The power was great – it really moves and puts the power down with a 6-speed box smoother than some automatics I’ve driven with a lot more cogs involved. Then you see the small button in the centre of the dash marked ‘Sport’. We’ve all seen a sport button in cars, and sometimes you can feel a difference when it is pressed if you pay attention, sometimes less so. This button kicked you in the back as you hit the seat and everything changed. The throttle was more responsive, the gear change quicker, and the exhaust also pitched it up a note (sorry – back to the noise again).

Okay – I should try and actually review the car.
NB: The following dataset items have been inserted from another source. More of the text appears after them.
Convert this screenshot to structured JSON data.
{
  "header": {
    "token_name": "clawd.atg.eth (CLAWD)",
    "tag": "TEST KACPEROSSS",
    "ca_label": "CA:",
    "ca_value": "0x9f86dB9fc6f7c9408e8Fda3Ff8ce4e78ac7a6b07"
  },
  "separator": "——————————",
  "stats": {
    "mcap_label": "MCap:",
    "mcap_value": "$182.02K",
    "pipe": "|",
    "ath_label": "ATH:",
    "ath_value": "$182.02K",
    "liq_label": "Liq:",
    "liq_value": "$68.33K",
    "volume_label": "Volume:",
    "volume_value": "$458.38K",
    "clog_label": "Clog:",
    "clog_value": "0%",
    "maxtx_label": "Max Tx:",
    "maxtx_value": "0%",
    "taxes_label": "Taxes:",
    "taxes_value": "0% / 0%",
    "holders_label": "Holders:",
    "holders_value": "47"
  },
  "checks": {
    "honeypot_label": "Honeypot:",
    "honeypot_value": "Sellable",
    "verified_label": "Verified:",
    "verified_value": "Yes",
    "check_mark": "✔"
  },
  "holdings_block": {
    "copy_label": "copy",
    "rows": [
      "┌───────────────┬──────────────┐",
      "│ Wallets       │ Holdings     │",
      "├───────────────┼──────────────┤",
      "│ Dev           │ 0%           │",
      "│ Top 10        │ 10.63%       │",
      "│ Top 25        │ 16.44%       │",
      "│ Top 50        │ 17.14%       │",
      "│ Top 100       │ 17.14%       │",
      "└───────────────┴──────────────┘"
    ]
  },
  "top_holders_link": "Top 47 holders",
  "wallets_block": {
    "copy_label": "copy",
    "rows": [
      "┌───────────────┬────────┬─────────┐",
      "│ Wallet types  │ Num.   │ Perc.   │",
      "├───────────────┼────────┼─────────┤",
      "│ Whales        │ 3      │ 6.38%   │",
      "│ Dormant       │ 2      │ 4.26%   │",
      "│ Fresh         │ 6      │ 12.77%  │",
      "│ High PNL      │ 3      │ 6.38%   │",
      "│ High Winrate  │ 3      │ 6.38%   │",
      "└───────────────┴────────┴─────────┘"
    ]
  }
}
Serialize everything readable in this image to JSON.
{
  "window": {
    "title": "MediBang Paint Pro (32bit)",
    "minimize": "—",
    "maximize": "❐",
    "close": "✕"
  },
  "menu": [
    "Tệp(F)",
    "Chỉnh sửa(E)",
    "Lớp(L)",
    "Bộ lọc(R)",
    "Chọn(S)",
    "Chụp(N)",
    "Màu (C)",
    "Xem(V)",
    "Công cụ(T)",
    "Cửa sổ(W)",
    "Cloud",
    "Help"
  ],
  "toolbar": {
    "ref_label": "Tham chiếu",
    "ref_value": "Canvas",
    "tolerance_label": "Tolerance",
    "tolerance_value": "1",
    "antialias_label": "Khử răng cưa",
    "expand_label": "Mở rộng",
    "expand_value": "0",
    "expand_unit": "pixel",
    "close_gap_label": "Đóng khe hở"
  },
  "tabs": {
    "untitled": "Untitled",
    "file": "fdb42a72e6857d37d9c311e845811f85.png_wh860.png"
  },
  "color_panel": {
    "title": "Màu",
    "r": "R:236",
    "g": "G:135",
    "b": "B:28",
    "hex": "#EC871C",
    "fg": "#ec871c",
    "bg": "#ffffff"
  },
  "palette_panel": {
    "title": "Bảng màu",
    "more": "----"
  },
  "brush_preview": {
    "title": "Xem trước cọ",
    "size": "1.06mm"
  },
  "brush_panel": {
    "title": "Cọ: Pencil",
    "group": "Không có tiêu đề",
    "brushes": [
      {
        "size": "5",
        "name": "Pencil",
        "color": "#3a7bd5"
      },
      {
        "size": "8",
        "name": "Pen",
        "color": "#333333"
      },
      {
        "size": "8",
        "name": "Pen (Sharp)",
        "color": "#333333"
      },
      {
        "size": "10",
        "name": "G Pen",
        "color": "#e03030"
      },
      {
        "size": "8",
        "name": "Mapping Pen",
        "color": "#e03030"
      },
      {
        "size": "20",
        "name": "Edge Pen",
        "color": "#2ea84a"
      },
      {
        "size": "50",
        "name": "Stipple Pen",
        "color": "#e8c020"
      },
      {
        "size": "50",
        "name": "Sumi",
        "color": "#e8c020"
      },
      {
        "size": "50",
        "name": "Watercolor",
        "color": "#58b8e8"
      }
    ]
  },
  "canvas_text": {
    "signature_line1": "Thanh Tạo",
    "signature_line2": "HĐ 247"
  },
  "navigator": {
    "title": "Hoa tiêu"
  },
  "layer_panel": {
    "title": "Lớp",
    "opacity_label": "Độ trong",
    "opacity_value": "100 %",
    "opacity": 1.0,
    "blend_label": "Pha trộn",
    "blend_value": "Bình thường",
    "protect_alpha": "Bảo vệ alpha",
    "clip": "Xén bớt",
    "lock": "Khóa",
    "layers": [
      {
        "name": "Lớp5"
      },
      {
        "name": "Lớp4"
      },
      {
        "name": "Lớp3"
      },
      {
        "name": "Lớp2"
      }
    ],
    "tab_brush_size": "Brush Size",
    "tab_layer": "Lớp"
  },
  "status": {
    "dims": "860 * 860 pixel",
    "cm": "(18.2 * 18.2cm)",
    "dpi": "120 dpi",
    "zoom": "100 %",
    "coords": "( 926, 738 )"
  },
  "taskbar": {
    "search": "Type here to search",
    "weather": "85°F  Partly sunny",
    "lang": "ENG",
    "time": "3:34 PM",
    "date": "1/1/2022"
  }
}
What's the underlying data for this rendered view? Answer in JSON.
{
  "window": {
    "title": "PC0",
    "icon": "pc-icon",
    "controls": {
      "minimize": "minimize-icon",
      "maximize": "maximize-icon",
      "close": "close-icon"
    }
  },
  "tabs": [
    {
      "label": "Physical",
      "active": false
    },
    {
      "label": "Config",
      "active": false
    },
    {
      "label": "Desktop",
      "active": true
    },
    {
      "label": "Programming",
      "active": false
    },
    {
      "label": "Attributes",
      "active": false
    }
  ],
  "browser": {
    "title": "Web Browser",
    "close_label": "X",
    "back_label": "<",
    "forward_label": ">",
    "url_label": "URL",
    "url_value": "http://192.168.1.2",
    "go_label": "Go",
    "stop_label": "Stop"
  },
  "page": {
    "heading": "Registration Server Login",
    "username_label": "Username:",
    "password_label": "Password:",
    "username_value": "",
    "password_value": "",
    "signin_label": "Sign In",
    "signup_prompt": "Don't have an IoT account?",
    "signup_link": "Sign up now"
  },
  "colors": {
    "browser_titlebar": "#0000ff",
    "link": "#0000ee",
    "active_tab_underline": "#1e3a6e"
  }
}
I expected quite a lot of discomfort, poor visibility and a recurring thought of “don’t let me bend it, don’t let me bend it, don’t let me bend it.” But I was surprised… In a good way.

The seats were comfortable, you could fit kids in the back… they might be somewhat snug, but they would fit, and the visibility was fantastic… Good news when you’re pulling out of junctions in something as expensive as some flats

So it looks good, it sounds great, and it goes like… I don’t know what to compare it with, but my god it felt good. And to top all that, it is almost practical. You wouldn’t want to take it to Waitrose on the weekend, but it does deserve the GT badge. Originally, GT stood for Gran Turismo – indicating that the car that bore the badge was capable of sustained driving for longer distances, and this car is comfortable enough for that – with kids – and that engine note would not get boring. If it did, the Bang and Olufsen stereo would come in handy.

What struck me most, was the quality and attention to detail. While striving for performance, the design team at Aston Martin refused to compromise on quality. The door shuts, the radiator cover at the front of the (massive) engine bay, the handbrake finishings were all metal of the highest quality. The copious leather used inside was everywhere – even where you couldn’t see it with the doors closed. There really was no compromise. The car could be lighter if they did, meaning it would go quicker. But really, 540bhp and 0-62mph in 4.5 seconds really is fast enough.

I met my idol, and I wasn’t disappointed.